Towards a safer, driverless future
Swiss Re teams up with HERE to map the insurance implications of connected cars and automated cars.
New technologies such as car connectivity and Automated Driver Assistance Systems (ADAS) are disrupting the motoring world, making driving much safer and opening new opportunities for re/insurers.
According to a new study, a collaboration between maps giant HERE and Swiss Re, sophisticated ADAS features could cut motor accident frequency by more than 3.5% by 2020, helping reduce the yearly 1.2 million fatal road traffic accidents worldwide.
Fewer accidents will likely lead to lower expected losses for insurers, which in turn should bring down overall 3rd party motor liability premiums. As sensors and car computing become more complex and replace an increasing number of the driving decisions, part of the liability will shift from the driver to the product manufacturer. However, other motor risks, such as damage from hail or losses from theft, will remain.
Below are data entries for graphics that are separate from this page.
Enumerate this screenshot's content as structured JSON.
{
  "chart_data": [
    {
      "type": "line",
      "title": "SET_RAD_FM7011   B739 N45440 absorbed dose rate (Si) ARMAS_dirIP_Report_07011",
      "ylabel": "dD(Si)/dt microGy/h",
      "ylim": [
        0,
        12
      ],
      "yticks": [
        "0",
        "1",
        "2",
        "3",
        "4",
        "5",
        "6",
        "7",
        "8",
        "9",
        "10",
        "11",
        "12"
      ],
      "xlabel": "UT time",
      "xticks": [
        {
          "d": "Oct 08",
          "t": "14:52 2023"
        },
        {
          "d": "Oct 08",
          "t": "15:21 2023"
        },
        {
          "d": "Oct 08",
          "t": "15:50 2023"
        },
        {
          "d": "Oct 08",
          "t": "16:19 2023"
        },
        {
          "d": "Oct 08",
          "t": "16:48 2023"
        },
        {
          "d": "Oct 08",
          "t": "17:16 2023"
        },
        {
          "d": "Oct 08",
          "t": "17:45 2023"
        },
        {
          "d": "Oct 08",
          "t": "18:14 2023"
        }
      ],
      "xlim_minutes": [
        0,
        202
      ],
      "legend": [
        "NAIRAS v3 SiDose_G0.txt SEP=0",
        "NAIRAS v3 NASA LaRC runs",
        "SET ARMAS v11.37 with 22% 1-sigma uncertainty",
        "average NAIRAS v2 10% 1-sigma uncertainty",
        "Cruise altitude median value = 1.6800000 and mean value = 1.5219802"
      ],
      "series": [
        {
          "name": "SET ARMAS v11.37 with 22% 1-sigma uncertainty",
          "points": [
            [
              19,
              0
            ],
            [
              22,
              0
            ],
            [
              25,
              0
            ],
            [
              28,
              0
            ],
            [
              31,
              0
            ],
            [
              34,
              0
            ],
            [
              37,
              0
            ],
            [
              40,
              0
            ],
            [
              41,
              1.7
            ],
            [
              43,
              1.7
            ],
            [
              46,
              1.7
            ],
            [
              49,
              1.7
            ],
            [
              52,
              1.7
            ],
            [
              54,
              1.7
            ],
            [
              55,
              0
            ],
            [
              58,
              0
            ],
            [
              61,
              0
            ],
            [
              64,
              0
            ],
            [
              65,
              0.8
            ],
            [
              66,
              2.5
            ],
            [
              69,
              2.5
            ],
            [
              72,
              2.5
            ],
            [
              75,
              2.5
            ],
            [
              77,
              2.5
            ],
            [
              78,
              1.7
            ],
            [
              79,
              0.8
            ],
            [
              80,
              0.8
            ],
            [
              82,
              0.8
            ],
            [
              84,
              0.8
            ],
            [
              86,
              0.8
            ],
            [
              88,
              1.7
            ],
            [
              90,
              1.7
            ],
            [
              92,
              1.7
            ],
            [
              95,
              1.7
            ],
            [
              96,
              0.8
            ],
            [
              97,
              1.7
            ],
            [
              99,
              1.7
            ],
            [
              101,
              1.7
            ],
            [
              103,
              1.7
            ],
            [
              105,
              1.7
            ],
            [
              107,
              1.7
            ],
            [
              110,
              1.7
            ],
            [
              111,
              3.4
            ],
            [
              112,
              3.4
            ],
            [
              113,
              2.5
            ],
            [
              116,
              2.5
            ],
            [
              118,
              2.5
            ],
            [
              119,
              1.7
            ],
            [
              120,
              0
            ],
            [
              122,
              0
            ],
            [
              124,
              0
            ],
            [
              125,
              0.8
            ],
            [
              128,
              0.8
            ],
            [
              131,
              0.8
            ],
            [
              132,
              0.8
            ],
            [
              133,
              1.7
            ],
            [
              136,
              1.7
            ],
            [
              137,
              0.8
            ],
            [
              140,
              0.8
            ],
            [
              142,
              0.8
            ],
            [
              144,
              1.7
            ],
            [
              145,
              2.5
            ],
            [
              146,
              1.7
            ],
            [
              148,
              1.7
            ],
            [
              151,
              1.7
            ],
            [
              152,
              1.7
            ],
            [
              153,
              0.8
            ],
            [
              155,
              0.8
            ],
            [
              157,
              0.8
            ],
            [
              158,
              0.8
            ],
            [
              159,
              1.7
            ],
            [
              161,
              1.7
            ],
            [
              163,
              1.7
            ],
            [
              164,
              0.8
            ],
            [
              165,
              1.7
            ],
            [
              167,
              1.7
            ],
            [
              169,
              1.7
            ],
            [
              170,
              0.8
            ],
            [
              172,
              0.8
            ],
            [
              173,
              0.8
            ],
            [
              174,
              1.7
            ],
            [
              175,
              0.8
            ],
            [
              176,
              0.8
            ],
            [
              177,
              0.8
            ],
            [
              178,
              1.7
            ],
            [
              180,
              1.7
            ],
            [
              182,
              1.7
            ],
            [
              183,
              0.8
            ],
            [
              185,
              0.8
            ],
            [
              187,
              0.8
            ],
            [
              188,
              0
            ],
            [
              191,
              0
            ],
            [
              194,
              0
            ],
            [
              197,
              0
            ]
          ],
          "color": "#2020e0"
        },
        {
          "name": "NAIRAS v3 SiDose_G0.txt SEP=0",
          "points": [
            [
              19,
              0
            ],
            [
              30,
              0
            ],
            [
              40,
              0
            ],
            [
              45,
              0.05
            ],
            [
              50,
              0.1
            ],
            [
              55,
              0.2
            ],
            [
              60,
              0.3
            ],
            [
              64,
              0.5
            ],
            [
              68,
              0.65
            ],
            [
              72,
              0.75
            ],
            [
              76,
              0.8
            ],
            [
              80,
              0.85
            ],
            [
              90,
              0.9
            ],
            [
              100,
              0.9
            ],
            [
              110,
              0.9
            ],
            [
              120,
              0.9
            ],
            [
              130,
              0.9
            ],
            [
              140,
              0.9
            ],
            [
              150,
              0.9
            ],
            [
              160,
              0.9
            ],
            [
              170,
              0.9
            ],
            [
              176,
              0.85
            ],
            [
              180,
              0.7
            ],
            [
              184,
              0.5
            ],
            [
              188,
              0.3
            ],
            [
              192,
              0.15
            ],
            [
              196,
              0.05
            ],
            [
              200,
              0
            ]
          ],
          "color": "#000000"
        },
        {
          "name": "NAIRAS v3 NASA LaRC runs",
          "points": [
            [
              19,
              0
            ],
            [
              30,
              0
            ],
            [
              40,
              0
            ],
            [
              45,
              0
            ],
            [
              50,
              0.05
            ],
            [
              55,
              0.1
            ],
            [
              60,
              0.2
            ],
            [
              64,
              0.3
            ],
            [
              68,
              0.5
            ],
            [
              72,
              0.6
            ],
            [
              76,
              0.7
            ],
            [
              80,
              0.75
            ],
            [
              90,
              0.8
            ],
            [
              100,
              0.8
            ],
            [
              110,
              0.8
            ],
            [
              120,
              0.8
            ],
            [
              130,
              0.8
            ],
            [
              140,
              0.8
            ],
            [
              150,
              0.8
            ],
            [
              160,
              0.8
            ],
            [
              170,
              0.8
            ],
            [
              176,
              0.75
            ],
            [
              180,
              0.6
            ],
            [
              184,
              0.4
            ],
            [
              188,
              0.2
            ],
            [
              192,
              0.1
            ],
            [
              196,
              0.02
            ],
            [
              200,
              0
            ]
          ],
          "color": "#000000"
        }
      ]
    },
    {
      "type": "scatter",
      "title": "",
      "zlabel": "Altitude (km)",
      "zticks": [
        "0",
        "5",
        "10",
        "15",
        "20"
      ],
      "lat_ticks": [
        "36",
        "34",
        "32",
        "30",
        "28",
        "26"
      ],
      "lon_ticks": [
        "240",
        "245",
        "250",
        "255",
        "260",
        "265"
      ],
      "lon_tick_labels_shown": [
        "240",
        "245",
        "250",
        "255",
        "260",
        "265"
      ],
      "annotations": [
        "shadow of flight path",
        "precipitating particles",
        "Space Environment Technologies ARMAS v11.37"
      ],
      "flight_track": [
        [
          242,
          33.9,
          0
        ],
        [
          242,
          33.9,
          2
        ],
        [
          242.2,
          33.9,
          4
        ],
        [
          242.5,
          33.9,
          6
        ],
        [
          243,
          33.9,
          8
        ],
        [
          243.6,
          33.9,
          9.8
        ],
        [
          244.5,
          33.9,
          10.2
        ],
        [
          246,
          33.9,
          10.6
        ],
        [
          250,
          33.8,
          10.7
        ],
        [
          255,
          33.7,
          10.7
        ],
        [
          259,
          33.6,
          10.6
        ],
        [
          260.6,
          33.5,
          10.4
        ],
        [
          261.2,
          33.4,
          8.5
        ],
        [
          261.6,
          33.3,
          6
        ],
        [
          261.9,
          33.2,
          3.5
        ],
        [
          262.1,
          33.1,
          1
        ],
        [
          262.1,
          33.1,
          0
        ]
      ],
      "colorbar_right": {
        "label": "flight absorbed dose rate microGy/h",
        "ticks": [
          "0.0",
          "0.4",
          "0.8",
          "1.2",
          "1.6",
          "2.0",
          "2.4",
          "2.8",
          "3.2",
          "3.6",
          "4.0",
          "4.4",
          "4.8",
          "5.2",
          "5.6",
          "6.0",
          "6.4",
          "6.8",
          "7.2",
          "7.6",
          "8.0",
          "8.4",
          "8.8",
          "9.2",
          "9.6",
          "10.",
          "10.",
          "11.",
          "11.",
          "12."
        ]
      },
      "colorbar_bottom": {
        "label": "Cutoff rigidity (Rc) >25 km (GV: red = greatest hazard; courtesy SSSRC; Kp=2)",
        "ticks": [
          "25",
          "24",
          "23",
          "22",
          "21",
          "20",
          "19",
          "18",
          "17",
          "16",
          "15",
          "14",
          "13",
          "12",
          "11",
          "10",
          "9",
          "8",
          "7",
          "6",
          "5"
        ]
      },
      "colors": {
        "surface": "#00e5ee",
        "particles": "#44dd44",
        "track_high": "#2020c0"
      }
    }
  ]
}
The research also found that car connectivity opens huge opportunities in the area of Usage-Based Insurance (UBI). Products based on how often, where and how people drive not only enable insurers to foster better driving behaviours -leading to lower risks- but also offer new solutions for increased flexibility. For instance, in future, users will be able pay for car insurance cover for as little as an hour's driving, and rates will adjust from one drive to the next.
Jayne Plunkett, who heads up the Casualty Reinsurance Underwriting Division at Swiss Re, highlighted: "New technologies are helping us better understand and manage risks. Vehicles outfitted with sensors and control modules that enable vehicle-to-vehicle (V2V) and vehicle-to-infrastructure (V2I) communications offer drivers re-routing suggestions to avoid road hazards and call for assistance in the event of an accident. Soon, cars will have precise-enough awareness of where they are in relation to other vehicles and potential hazards to take preemptive action to avoid accidents, helping us make the world's roads safer and increase resilience".